От полного забытья к призрачной полуяви возвратился Василий Курочка не скоро. Проблеск сознания был слишком коротким, и все же Василий воспользовался им, сообразил что-то, выдавил с гортанным клекотом:
— Арр-рин-на…
Мужская слеза не по щеке катится — по нутру, горлом, и жгуча она, как паяльная кислота.
— Арр-рин-на…
Не поняли его врачи Свиридова с Чугуновой, не поняли и сестры — Тамара с Серафимой. Поняла бы его, будь она здесь, лишь палатная сестра Машенька Кузина, ответила бы на его клекот, успокоила. Еще три дня назад догадалась она, о чем думает Василий Федорович, отчаянно не верящий в подползающее тихой сапой, думает и не смеет сказать об этом, и тогда она сделала, как ей казалось, то, что ему хочется. Собиралась сделать одна, тайно, ведь у начальства могли оказаться какие-то убедительные доводы, которые, неровен час, поколебали бы ее решимость, но не было рядовой медсестре хода на телеграф. Готовая со слезами упасть в ноги, Машенька пришла к замполиту Пестову. Не пришлось его уговаривать. Иван Сергеевич вынул из кармана деньги, какие там были, прикинул — сколько их, и сразу отправился в город.
И вот приехала к Василию Курочке жена Арина Захаровна, его Арина. Не хватило какой-то малости, чтобы увидеть милого и гулящего, нежного и сварливого, всегда желанного мужа живым.
В военкомате, с которым связался Иван Сергеевич Пестов, тугих головой и сердцем пеньков, похоже, сроду не было. В разгар уборочной сотрудники комиссариата сумели вызволить женщину из глухой рязанской деревеньки, снабдить ее бумажкой с печатью, воинскими проездными в Литву и обратно. Но что поделаешь… Были бы крылья, на них бы примчалась Арина Захаровна, но телячьи теплушки и даже идущие на прогон эшелоны с воинскими грузами, в которые подсаживали коменданты станций, не заменили ей крыльев.

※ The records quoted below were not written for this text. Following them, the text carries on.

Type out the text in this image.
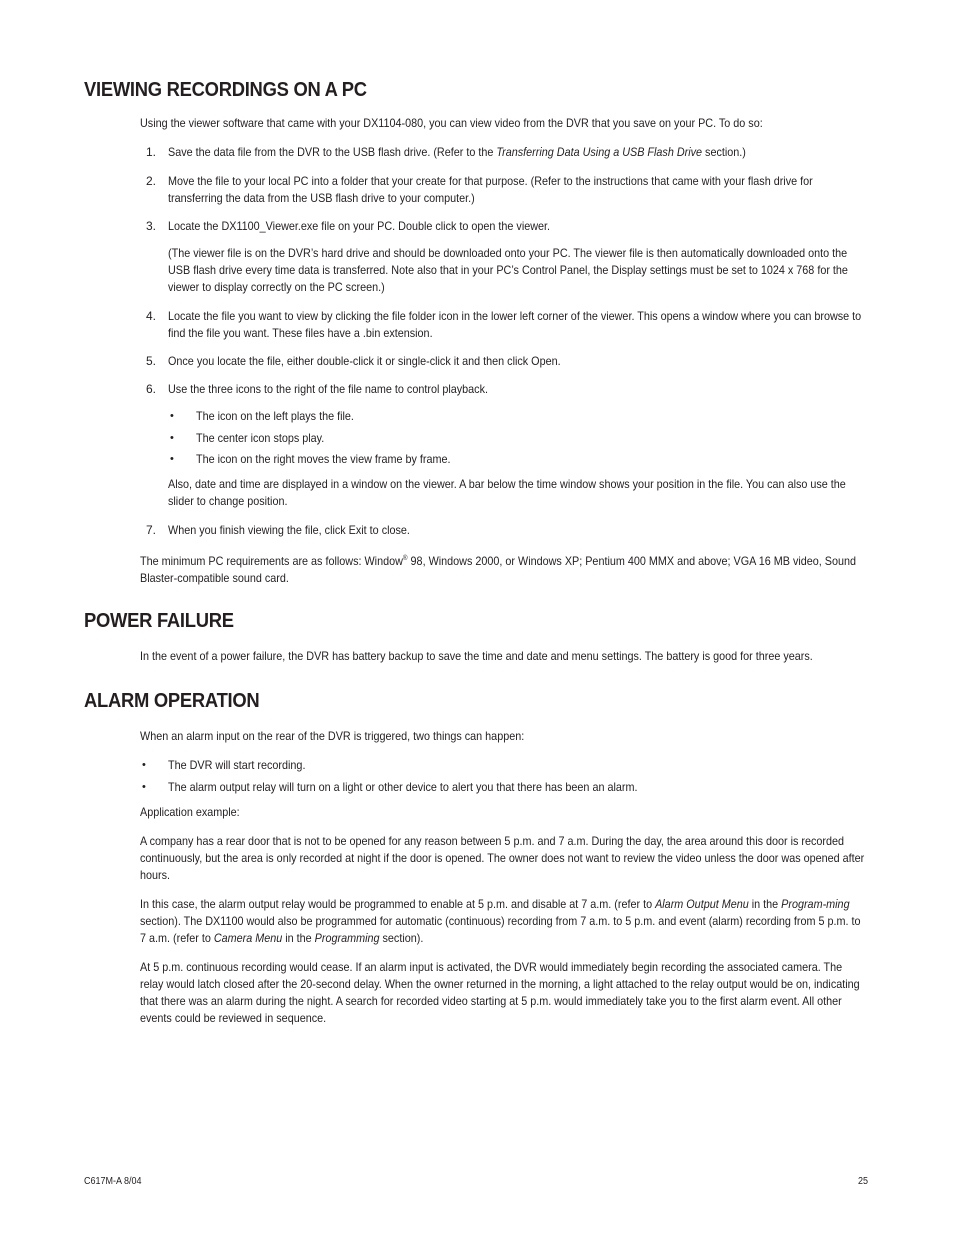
VIEWING RECORDINGS ON A PC

Using the viewer software that came with your DX1104-080, you can view video from the DVR that you save on your PC. To do so:

1. Save the data file from the DVR to the USB flash drive. (Refer to the Transferring Data Using a USB Flash Drive section.)

2. Move the file to your local PC into a folder that your create for that purpose. (Refer to the instructions that came with your flash drive for transferring the data from the USB flash drive to your computer.)

3. Locate the DX1100_Viewer.exe file on your PC. Double click to open the viewer.

(The viewer file is on the DVR’s hard drive and should be downloaded onto your PC. The viewer file is then automatically downloaded onto the USB flash drive every time data is transferred. Note also that in your PC’s Control Panel, the Display settings must be set to 1024 x 768 for the viewer to display correctly on the PC screen.)

4. Locate the file you want to view by clicking the file folder icon in the lower left corner of the viewer. This opens a window where you can browse to find the file you want. These files have a .bin extension.

5. Once you locate the file, either double-click it or single-click it and then click Open.

6. Use the three icons to the right of the file name to control playback.

• The icon on the left plays the file.

• The center icon stops play.

• The icon on the right moves the view frame by frame.

Also, date and time are displayed in a window on the viewer. A bar below the time window shows your position in the file. You can also use the slider to change position.

7. When you finish viewing the file, click Exit to close.

The minimum PC requirements are as follows: Window® 98, Windows 2000, or Windows XP; Pentium 400 MMX and above; VGA 16 MB video, Sound Blaster-compatible sound card.

POWER FAILURE

In the event of a power failure, the DVR has battery backup to save the time and date and menu settings. The battery is good for three years.

ALARM OPERATION

When an alarm input on the rear of the DVR is triggered, two things can happen:

• The DVR will start recording.

• The alarm output relay will turn on a light or other device to alert you that there has been an alarm.

Application example:

A company has a rear door that is not to be opened for any reason between 5 p.m. and 7 a.m. During the day, the area around this door is recorded continuously, but the area is only recorded at night if the door is opened. The owner does not want to review the video unless the door was opened after hours.

In this case, the alarm output relay would be programmed to enable at 5 p.m. and disable at 7 a.m. (refer to Alarm Output Menu in the Program-ming section). The DX1100 would also be programmed for automatic (continuous) recording from 7 a.m. to 5 p.m. and event (alarm) recording from 5 p.m. to 7 a.m. (refer to Camera Menu in the Programming section).

At 5 p.m. continuous recording would cease. If an alarm input is activated, the DVR would immediately begin recording the associated camera. The relay would latch closed after the 20-second delay. When the owner returned in the morning, a light attached to the relay output would be on, indicating that there was an alarm during the night. A search for recorded video starting at 5 p.m. would immediately take you to the first alarm event. All other events could be reviewed in sequence.

C617M-A 8/04	25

* * *Песчано-сыпучая тропинка кладбищенского холма утяжеляла шаги и без того нескорых на ногу людей: мешали незажившие раны и слабость, приблудившаяся в долгом лежании на лазаретных матрацах, мешали гипсовые повязки на телах, подпираемых костылями и тросточками. Дубы, каштаны, клены траурно гудели кронами, изредка роняли отжившую листву под ноги распавшейся, уныло бредущей процессии. Цепочкой опережая всех, спешат солдаты, занаряженные старанием старшего лейтенанта Анатолия Середина в полку НКВД. Молодые, забывчивые на горе, они жизнерадостно перекликаются о своем. Заполошно орут над древним Антакальнским кладбищем вороньи стаи, вспугнутые прощальным грохотом автоматов этих солдат.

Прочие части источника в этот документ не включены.